A few years ago, it was an open question whether Environmental Sensitivity would take off. As of 2023, however, it really is starting to become an umbrella term that unites the others. More and more papers use the term ”Environmental Sensitivity” as the definitive term for our trait, and all of the researchers behind the four theories — Aron included — have signed on to papers that use Environmental Sensitivity.

So What Is the Scientific Name for High Sensitivity?

Sensory Processing Sensitivity is not “the” scientific term for sensitivity, but neither are any of the other theories. The truth is, there simply is no one “official” scientific term for sensitivity (or HSPs), and there probably won’t be anytime soon. 

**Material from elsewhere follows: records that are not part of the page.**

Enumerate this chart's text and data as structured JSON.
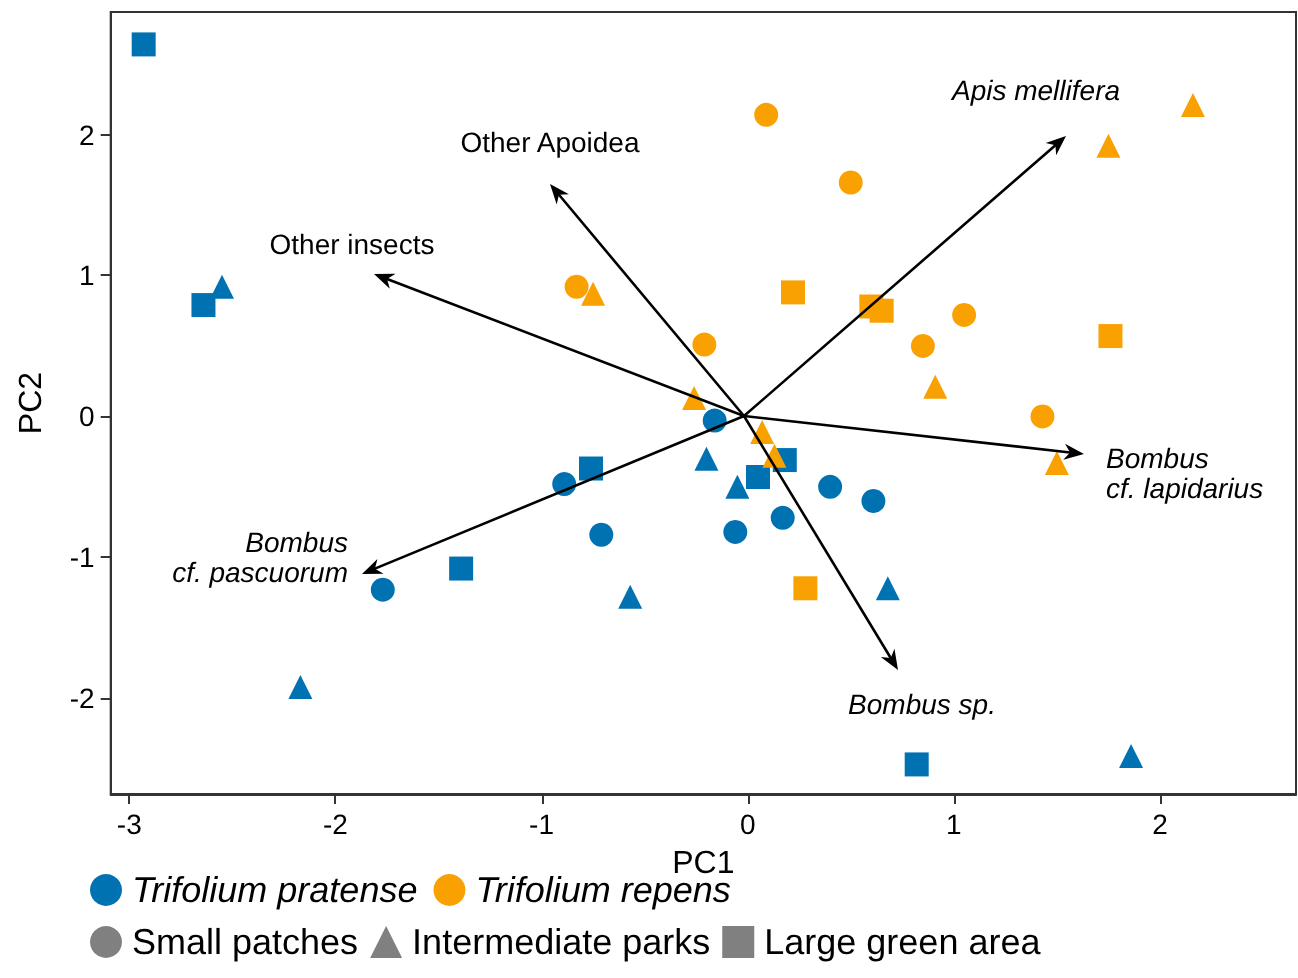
{
  "chart_data": {
    "type": "scatter",
    "xlabel": "PC1",
    "ylabel": "PC2",
    "xlim": [
      -3.09,
      2.66
    ],
    "ylim": [
      -2.68,
      2.87
    ],
    "xticks": [
      -3,
      -2,
      -1,
      0,
      1,
      2
    ],
    "yticks": [
      -2,
      -1,
      0,
      1,
      2
    ],
    "grid": false,
    "legend": "bottom",
    "series": [
      {
        "name": "Trifolium pratense",
        "color": "#0072b2",
        "marker": "circle",
        "x": [
          -0.16,
          -0.89,
          -0.71,
          -1.77,
          -0.06,
          0.4,
          0.61,
          0.17
        ],
        "values": [
          -0.03,
          -0.48,
          -0.84,
          -1.23,
          -0.82,
          -0.5,
          -0.6,
          -0.72
        ]
      },
      {
        "name": "Trifolium repens",
        "color": "#f9a100",
        "marker": "circle",
        "x": [
          -0.83,
          -0.21,
          0.09,
          0.5,
          1.05,
          0.85,
          1.43
        ],
        "values": [
          0.92,
          0.51,
          2.14,
          1.66,
          0.72,
          0.5,
          0.0
        ]
      },
      {
        "color": "#0072b2",
        "marker": "triangle",
        "x": [
          -2.55,
          -0.2,
          -0.57,
          -2.17,
          -0.05,
          0.68,
          1.86
        ],
        "values": [
          0.92,
          -0.3,
          -1.28,
          -1.92,
          -0.5,
          -1.22,
          -2.41
        ]
      },
      {
        "color": "#0072b2",
        "marker": "square",
        "x": [
          -2.93,
          -2.64,
          -0.76,
          -1.39,
          0.05,
          0.18,
          0.82
        ],
        "values": [
          2.64,
          0.79,
          -0.37,
          -1.08,
          -0.43,
          -0.31,
          -2.47
        ]
      },
      {
        "color": "#f9a100",
        "marker": "triangle",
        "x": [
          -0.75,
          -0.26,
          2.16,
          1.75,
          0.91,
          0.07,
          0.13,
          1.5
        ],
        "values": [
          0.87,
          0.13,
          2.21,
          1.92,
          0.21,
          -0.11,
          -0.28,
          -0.33
        ]
      },
      {
        "color": "#f9a100",
        "marker": "square",
        "x": [
          0.22,
          0.6,
          0.65,
          1.76,
          0.28
        ],
        "values": [
          0.88,
          0.78,
          0.75,
          0.57,
          -1.22
        ]
      },
      {
        "name": "Small patches",
        "color": "#808080",
        "marker": "circle"
      },
      {
        "name": "Intermediate parks",
        "color": "#808080",
        "marker": "triangle"
      },
      {
        "name": "Large green area",
        "color": "#808080",
        "marker": "square"
      }
    ],
    "annotations": [
      "Apis mellifera",
      "Other Apoidea",
      "Other insects",
      "Bombus\ncf. lapidarius",
      "Bombus sp.",
      "Bombus\ncf. pascuorum"
    ]
  }
}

However, the one widely accepted scientific term that includes all the major theories is Environmental Sensitivity. Increasingly, that’s the one I find myself using most.

As an HSP, you can use any of them that you like — or just sensitivity, responsiveness, or any other term of your choosing. The important thing is to learn from each of the theories, and always keep an open mind toward emerging findings that may conflict with — but ultimately improve upon — what we thought we knew. 

After all, we are HSPs. And an HSP by any other name is still a deep thinker.